Data-driven large eddy simulation of forced 2D turbulence
The direct numerical simulation (DNS) solves the dimensionless governing equations in the vorticity ($\omega$) and streamfunction ($\psi$) formulation in a doubly periodic square domain with length $L=2\pi$:
\[ \frac{\partial \omega}{\partial t} + \mathcal{N}(\omega,\psi)=\frac{1}{Re}\nabla^2\omega - f -r\omega, \qquad \qquad \nabla^2\psi = -\omega. \]
Here, $\mathcal{N}(\omega,\psi)$ represents the nonlinear advection term:
\[ \mathcal{N}(\omega,\psi)=\frac{\partial \psi}{\partial y}\frac{\partial \omega}{\partial x} - \frac{\partial \psi}{\partial x}\frac{\partial \omega}{\partial y}, \]
and $f$ represents a deterministic forcing:
\[ f(x,y)= k_f[\cos{(k_fx)} + \cos{(k_fy)}]. \]
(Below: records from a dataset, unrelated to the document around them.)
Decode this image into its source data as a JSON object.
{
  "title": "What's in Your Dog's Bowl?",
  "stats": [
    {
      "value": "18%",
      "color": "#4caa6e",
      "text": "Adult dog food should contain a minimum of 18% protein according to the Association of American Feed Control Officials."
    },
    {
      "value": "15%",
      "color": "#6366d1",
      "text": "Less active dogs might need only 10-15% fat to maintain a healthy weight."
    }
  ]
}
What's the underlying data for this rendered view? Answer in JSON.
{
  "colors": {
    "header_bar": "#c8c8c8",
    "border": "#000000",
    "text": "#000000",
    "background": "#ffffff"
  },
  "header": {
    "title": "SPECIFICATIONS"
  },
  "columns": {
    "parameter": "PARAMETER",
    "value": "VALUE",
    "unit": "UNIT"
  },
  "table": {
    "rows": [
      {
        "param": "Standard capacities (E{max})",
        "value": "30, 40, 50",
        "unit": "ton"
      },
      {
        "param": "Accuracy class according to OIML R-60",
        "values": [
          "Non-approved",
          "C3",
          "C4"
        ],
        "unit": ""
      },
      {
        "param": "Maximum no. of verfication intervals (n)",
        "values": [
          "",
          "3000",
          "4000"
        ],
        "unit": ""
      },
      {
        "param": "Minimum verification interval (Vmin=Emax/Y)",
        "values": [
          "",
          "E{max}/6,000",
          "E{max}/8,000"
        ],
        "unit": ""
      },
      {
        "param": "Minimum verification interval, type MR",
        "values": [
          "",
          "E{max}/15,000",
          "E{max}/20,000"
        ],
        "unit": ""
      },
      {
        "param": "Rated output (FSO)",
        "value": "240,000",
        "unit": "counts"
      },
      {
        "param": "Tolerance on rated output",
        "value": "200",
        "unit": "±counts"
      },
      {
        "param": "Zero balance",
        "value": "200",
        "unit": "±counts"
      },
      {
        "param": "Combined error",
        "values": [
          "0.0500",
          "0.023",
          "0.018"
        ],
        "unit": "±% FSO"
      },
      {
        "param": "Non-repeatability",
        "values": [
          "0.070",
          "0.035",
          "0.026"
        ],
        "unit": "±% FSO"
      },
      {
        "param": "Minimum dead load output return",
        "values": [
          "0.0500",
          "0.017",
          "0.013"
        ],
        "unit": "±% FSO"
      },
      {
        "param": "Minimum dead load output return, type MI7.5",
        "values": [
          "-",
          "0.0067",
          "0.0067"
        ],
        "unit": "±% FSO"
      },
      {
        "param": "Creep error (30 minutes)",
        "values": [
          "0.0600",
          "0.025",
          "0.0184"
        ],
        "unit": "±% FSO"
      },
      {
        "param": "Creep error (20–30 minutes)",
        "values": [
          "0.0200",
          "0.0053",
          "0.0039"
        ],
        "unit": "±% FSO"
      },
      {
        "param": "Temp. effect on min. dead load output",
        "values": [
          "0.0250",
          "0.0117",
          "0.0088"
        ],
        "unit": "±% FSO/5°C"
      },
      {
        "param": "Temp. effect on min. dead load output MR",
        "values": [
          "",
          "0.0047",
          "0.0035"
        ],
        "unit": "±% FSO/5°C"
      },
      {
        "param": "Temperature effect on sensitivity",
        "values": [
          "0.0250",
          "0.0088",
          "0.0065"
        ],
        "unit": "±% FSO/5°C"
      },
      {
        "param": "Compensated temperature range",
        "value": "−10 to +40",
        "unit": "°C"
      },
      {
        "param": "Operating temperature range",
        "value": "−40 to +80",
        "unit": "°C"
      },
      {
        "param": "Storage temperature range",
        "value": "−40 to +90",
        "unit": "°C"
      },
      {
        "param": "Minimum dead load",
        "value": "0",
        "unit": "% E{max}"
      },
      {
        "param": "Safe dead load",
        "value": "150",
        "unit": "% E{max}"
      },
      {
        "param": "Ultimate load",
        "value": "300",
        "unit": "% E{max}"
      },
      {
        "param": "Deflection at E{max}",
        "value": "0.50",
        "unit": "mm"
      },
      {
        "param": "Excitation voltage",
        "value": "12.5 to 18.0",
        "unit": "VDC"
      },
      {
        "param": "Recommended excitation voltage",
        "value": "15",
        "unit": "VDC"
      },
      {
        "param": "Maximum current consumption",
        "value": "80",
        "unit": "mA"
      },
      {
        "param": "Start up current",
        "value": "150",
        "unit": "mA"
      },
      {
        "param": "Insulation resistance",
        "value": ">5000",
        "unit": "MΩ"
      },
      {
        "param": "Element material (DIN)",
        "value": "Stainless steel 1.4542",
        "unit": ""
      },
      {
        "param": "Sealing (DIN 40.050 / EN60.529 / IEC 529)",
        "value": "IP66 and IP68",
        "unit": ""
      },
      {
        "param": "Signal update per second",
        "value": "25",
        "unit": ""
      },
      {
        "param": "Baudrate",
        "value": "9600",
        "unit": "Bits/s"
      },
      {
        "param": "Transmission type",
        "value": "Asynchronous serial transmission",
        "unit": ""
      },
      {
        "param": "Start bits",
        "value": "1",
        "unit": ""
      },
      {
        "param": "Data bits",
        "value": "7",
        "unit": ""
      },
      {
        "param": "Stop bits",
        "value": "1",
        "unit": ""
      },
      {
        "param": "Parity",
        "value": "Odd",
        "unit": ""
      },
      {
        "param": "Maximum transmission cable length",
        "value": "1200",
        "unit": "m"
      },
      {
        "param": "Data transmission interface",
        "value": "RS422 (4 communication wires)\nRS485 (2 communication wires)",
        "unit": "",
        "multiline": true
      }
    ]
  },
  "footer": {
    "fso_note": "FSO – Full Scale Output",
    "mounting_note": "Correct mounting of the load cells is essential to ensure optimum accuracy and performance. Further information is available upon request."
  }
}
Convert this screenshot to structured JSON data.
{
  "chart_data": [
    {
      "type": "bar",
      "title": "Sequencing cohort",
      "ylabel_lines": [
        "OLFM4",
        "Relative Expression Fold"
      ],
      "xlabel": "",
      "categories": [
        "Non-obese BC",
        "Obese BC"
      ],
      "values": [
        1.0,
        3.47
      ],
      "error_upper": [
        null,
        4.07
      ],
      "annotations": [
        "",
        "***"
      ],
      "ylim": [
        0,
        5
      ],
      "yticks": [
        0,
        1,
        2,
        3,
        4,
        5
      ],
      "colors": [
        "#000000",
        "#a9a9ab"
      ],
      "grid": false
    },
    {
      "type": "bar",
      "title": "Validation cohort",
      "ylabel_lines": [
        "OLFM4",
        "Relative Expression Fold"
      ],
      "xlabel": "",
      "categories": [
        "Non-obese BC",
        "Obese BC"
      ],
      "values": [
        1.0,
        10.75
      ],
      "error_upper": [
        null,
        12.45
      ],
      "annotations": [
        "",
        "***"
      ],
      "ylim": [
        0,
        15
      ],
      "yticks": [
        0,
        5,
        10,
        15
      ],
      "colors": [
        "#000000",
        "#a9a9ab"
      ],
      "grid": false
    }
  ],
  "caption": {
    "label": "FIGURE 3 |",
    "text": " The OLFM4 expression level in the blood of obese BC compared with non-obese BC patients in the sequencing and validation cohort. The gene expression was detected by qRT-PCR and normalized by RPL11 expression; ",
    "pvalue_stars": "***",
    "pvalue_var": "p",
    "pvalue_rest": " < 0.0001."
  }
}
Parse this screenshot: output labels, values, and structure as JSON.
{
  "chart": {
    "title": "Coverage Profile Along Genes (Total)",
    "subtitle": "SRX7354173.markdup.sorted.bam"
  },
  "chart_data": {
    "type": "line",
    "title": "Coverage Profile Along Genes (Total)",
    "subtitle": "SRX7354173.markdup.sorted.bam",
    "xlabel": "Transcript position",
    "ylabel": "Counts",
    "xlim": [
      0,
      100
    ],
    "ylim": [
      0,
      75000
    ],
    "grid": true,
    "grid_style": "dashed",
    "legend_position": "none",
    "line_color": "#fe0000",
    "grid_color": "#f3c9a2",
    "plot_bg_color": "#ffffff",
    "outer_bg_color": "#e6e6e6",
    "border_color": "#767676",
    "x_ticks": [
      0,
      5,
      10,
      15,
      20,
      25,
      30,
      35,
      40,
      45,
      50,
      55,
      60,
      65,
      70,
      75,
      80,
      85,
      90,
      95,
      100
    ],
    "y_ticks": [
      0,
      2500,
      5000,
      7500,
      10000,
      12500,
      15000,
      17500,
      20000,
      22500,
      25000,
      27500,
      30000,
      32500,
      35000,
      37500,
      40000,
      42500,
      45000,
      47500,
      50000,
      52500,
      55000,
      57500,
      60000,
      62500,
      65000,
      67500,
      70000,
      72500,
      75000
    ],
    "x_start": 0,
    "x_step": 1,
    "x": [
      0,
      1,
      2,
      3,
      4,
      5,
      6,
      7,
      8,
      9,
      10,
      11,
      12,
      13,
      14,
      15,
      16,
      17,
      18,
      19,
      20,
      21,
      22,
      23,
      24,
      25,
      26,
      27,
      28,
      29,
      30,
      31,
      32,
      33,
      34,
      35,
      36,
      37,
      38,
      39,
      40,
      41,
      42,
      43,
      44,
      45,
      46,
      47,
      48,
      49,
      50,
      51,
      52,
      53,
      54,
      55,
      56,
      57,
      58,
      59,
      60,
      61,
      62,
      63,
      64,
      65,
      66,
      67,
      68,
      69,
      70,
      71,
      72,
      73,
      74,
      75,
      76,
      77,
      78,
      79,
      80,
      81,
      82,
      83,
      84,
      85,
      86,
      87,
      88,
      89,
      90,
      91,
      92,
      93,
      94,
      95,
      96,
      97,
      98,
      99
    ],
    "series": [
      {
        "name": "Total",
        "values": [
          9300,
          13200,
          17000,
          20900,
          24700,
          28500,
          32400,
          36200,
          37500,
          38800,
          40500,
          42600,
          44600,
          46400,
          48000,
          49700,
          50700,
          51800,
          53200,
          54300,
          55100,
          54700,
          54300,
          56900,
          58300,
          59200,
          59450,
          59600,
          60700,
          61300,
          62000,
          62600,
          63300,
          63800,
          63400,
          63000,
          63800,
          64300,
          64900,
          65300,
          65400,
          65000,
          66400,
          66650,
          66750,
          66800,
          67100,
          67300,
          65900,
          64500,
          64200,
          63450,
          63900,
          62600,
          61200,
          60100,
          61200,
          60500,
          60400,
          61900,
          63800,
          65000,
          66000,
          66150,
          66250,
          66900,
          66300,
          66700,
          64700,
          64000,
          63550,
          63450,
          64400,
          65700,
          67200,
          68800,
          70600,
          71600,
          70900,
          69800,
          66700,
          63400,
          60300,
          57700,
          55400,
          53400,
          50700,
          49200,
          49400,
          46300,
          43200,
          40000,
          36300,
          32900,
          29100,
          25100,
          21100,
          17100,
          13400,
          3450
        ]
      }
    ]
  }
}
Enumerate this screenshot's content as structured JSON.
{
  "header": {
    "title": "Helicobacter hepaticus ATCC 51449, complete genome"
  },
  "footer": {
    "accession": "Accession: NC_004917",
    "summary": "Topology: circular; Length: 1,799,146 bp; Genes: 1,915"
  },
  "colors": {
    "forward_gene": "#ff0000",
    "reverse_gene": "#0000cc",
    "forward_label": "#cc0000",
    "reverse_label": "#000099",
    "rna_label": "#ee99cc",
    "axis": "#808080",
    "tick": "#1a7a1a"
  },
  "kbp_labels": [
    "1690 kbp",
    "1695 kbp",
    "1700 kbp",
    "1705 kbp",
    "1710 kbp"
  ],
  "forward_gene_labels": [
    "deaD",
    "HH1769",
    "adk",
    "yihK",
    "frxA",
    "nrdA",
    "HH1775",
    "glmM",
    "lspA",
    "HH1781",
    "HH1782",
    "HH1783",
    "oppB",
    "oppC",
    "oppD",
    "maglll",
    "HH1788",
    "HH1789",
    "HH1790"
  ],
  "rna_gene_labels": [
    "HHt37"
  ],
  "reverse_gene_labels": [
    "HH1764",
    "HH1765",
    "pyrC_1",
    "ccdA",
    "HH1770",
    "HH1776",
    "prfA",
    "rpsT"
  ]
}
Filtering $\overline{(\cdot)}$ the DNS equations gives the large eddy simulation (LES) equations:
\[ \frac{\partial \overline{\omega}}{\partial t} + \mathcal{N}(\overline{\omega},\overline{\psi})=\frac{1}{Re}\nabla^2\overline{\omega}-\overline{f}-r\overline{\omega}+\underbrace{\mathcal{N}(\overline{\omega},\overline{\psi}) - \overline{\mathcal{N}({\omega},{\psi})}}_{\Pi}, \]
\[ \nabla^2\overline{\psi} = -\overline{\omega}. \]
In this work, we use a fully convolutional neural network (CNN) to model the closure term $\Pi$.